Modulation of apoptosis during infection with Chlamydia

ORCiD

David M. Ojcius: 0000-0003-1461-4495

Department

Biomedical Sciences

Document Type

Article

Publication Title

Methods in Enzymology

ISSN

0076-6879

Volume

358

DOI

10.1016/S0076-6879(02)58099-X

First Page

334

Last Page

344

Publication Date

1-1-2002

Abstract

This chapter describes methods used to measure apoptosis or inhibition of apoptosis during infection, particularly techniques that reveal host cell morphological changes, caspase activation, mitochondrial membrane depolarization, cytochrome c release, and DNA fragmentation. Apoptosis is apparently blocked through inhibition of cytochrome c release from mitochondria and subsequent caspase-3 activation, In contrast, induction of host cell apoptosis has also been observed in macrophages and epithelial cells infected by C. psittaci during late stages of the infection, and the apoptosis requires intracellular bacterial replication. C. psittaci-induced apoptosis may require secretion of a bacterial apoptotic factor, potentially via the type III secretion apparatus and/or may be a stress response in the infected cell.
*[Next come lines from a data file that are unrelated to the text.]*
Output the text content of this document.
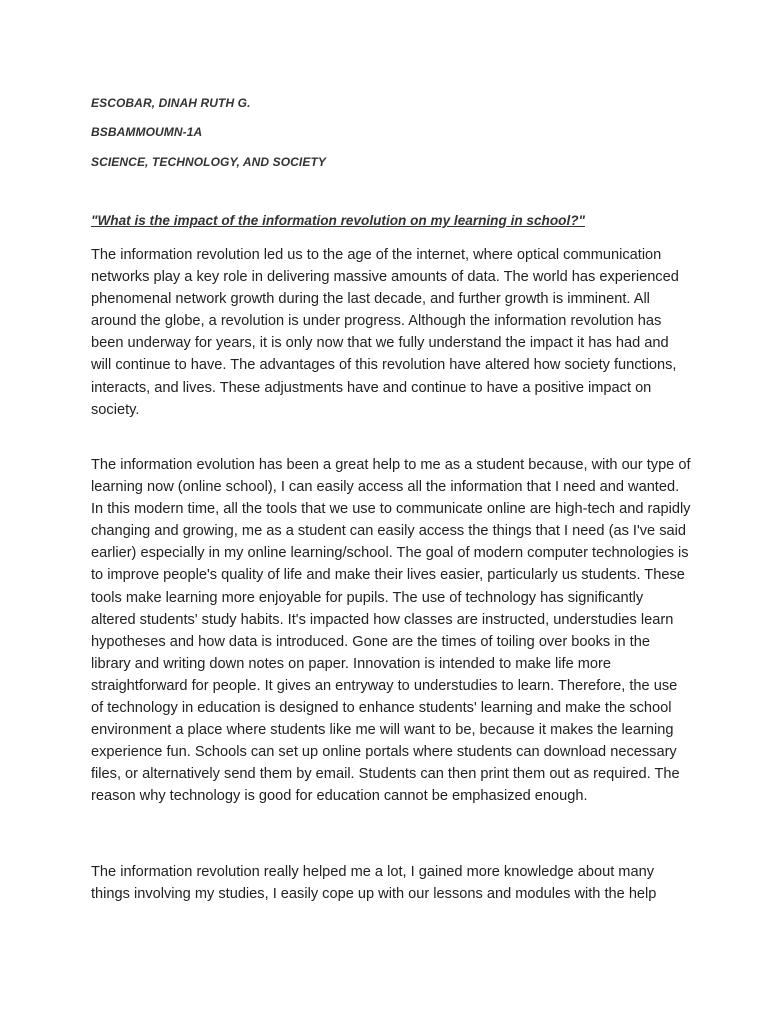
ESCOBAR, DINAH RUTH G.
BSBAMMOUMN-1A
SCIENCE, TECHNOLOGY, AND SOCIETY
"What is the impact of the information revolution on my learning in school?"

The information revolution led us to the age of the internet, where optical communication networks play a key role in delivering massive amounts of data. The world has experienced phenomenal network growth during the last decade, and further growth is imminent. All around the globe, a revolution is under progress. Although the information revolution has been underway for years, it is only now that we fully understand the impact it has had and will continue to have. The advantages of this revolution have altered how society functions, interacts, and lives. These adjustments have and continue to have a positive impact on society.

The information evolution has been a great help to me as a student because, with our type of learning now (online school), I can easily access all the information that I need and wanted. In this modern time, all the tools that we use to communicate online are high-tech and rapidly changing and growing, me as a student can easily access the things that I need (as I've said earlier) especially in my online learning/school. The goal of modern computer technologies is to improve people's quality of life and make their lives easier, particularly us students. These tools make learning more enjoyable for pupils. The use of technology has significantly altered students' study habits. It's impacted how classes are instructed, understudies learn hypotheses and how data is introduced. Gone are the times of toiling over books in the library and writing down notes on paper. Innovation is intended to make life more straightforward for people. It gives an entryway to understudies to learn. Therefore, the use of technology in education is designed to enhance students' learning and make the school environment a place where students like me will want to be, because it makes the learning experience fun. Schools can set up online portals where students can download necessary files, or alternatively send them by email. Students can then print them out as required. The reason why technology is good for education cannot be emphasized enough.

The information revolution really helped me a lot, I gained more knowledge about many things involving my studies, I easily cope up with our lessons and modules with the help
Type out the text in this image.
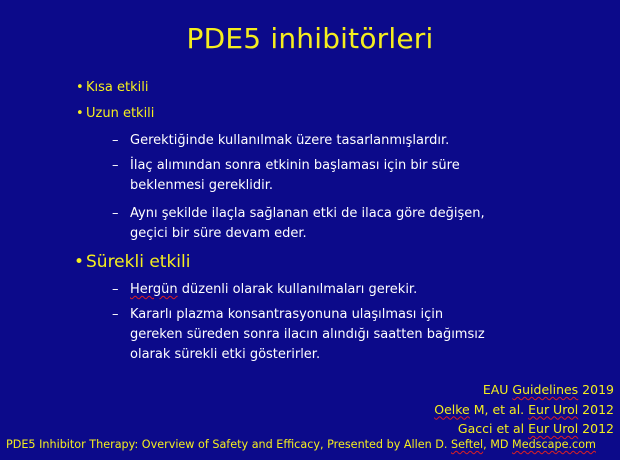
PDE5 inhibitörleri
• Kısa etkili
• Uzun etkili
– Gerektiğinde kullanılmak üzere tasarlanmışlardır.
– İlaç alımından sonra etkinin başlaması için bir süre
beklenmesi gereklidir.
– Aynı şekilde ilaçla sağlanan etki de ilaca göre değişen,
geçici bir süre devam eder.
• Sürekli etkili
– Hergün düzenli olarak kullanılmaları gerekir.
– Kararlı plazma konsantrasyonuna ulaşılması için
gereken süreden sonra ilacın alındığı saatten bağımsız
olarak sürekli etki gösterirler.
EAU Guidelines 2019
Oelke M, et al. Eur Urol 2012
Gacci et al Eur Urol 2012
PDE5 Inhibitor Therapy: Overview of Safety and Efficacy, Presented by Allen D. Seftel, MD Medscape.com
Furthermore, the hallmarks of apoptosis are condensation of the nuclear chromatin and cytoplasm, activation of proteases (caspases) and endonucleases, loss of plasma membrane phosphatidylserine (PS) asymmetry, cleavage of the DNA into 200 base-pair oligonucleosomal fragments, and segmentation of the dying cell into membrane-bound apoptotic bodies. Intracellular microbes can also modulate apoptosis of the host cell, either inhibiting or promoting cell death, and it has been proposed that the persistence and pathogenesis of several pathogenic microbes may be related to their ability to dysregulate apoptosis.